For UOB, analysts largely maintained their calls. DBS analysts said UOB’s dividend yield of more than 5% continues to be attractive whilst RHB noted that with no specific negative developments, it remains “constructive’’ on UOB given its undemanding price.

However, CGS-CIMB cut their target for UOB from S$34.80 to S$33.30, taking into considerations the costs of integrating Citi’s regional consumer banking business. They did however, maintain their “add’’ call in the stock.

As for OCBC, Jefferies Equity Research said the bank missed estimates even though its final dividend of S$0.40 versus S$0.28 a year earlier beat expectations. Although OCBC has guided that it will target a payout ratio of 50%, the earnings miss will likely be received negatively by the market.

Keppel Corp reported a 40.6% year-on-year decline in net profit for its second half ended 31 Dec 2022 to S$429.1m on the back of lower revenue from continuing operations.
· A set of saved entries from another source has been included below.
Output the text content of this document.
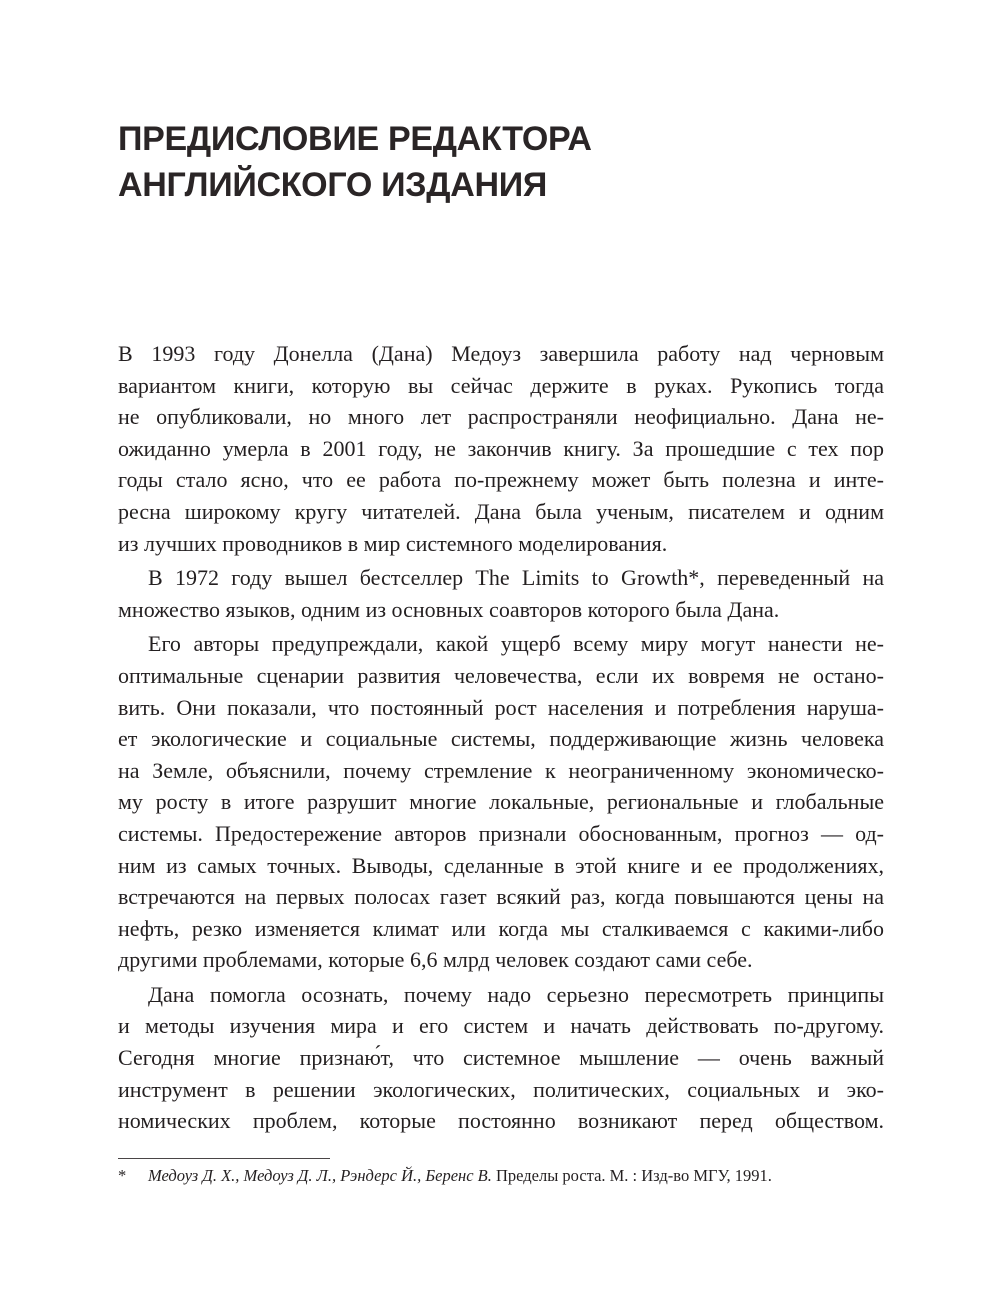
ПРЕДИСЛОВИЕ РЕДАКТОРА
АНГЛИЙСКОГО ИЗДАНИЯ
В 1993 году Донелла (Дана) Медоуз завершила работу над черновым
вариантом книги, которую вы сейчас держите в руках. Рукопись тогда
не опубликовали, но много лет распространяли неофициально. Дана не-
ожиданно умерла в 2001 году, не закончив книгу. За прошедшие с тех пор
годы стало ясно, что ее работа по-прежнему может быть полезна и инте-
ресна широкому кругу читателей. Дана была ученым, писателем и одним
из лучших проводников в мир системного моделирования.
В 1972 году вышел бестселлер The Limits to Growth*, переведенный на
множество языков, одним из основных соавторов которого была Дана.
Его авторы предупреждали, какой ущерб всему миру могут нанести не-
оптимальные сценарии развития человечества, если их вовремя не остано-
вить. Они показали, что постоянный рост населения и потребления наруша-
ет экологические и социальные системы, поддерживающие жизнь человека
на Земле, объяснили, почему стремление к неограниченному экономическо-
му росту в итоге разрушит многие локальные, региональные и глобальные
системы. Предостережение авторов признали обоснованным, прогноз — од-
ним из самых точных. Выводы, сделанные в этой книге и ее продолжениях,
встречаются на первых полосах газет всякий раз, когда повышаются цены на
нефть, резко изменяется климат или когда мы сталкиваемся с какими-либо
другими проблемами, которые 6,6 млрд человек создают сами себе.
Дана помогла осознать, почему надо серьезно пересмотреть принципы
и методы изучения мира и его систем и начать действовать по-другому.
Сегодня многие признаю́т, что системное мышление — очень важный
инструмент в решении экологических, политических, социальных и эко-
номических проблем, которые постоянно возникают перед обществом.
* Медоуз Д. Х., Медоуз Д. Л., Рэндерс Й., Беренс В. Пределы роста. М. : Изд-во МГУ, 1991.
For the full year, net profit was 9.4% lower at S$927m.

The Singapore Exchange (SGX) reported a 30.1% increase in net profit to S$284.6m for its first half of FY2023 ended 31 Dec 2022. This came on the back of a 9.6% rise in revenue to S$571.4m, driven mainly by increases in derivatives trading and clearing revenue, as well as treasury income.

Market cap down 4.3%

The total market value of the 632 stocks on the SGX fell 4.3% in Feb to S$815.3b. Keppel Corp was one of the biggest losers, its market cap falling S$3.8b to S$10b largely after it traded ex-distribution of Sembcorp Marine shares on 23 Feb. Also a notable loser was DBS, which lost S$4.2b at S$88.2b.

Inflight caterer and airline ground handler SATS also stood out following its announcement of a S$798m rights issue to help pay for its purchase of cargo firm Worldwide Flight Services. SATS’s market cap fell S$213.5m to S$3.2b.

The market cap of the 30 STI components fell 3.9% to S$537.1b. This is about 66% of the entire market.

Singapore’s NODX fell 25% in Jan

Singapore’s non-oil domestic exports (NODX) fell 25% year-on-year in January, the fourth consecutive month of decline. It was the worst start to a year since the US sub-prime crisis in January 2009, and outstripped the median fall of 21.9% forecast by economists in a Bloomberg poll.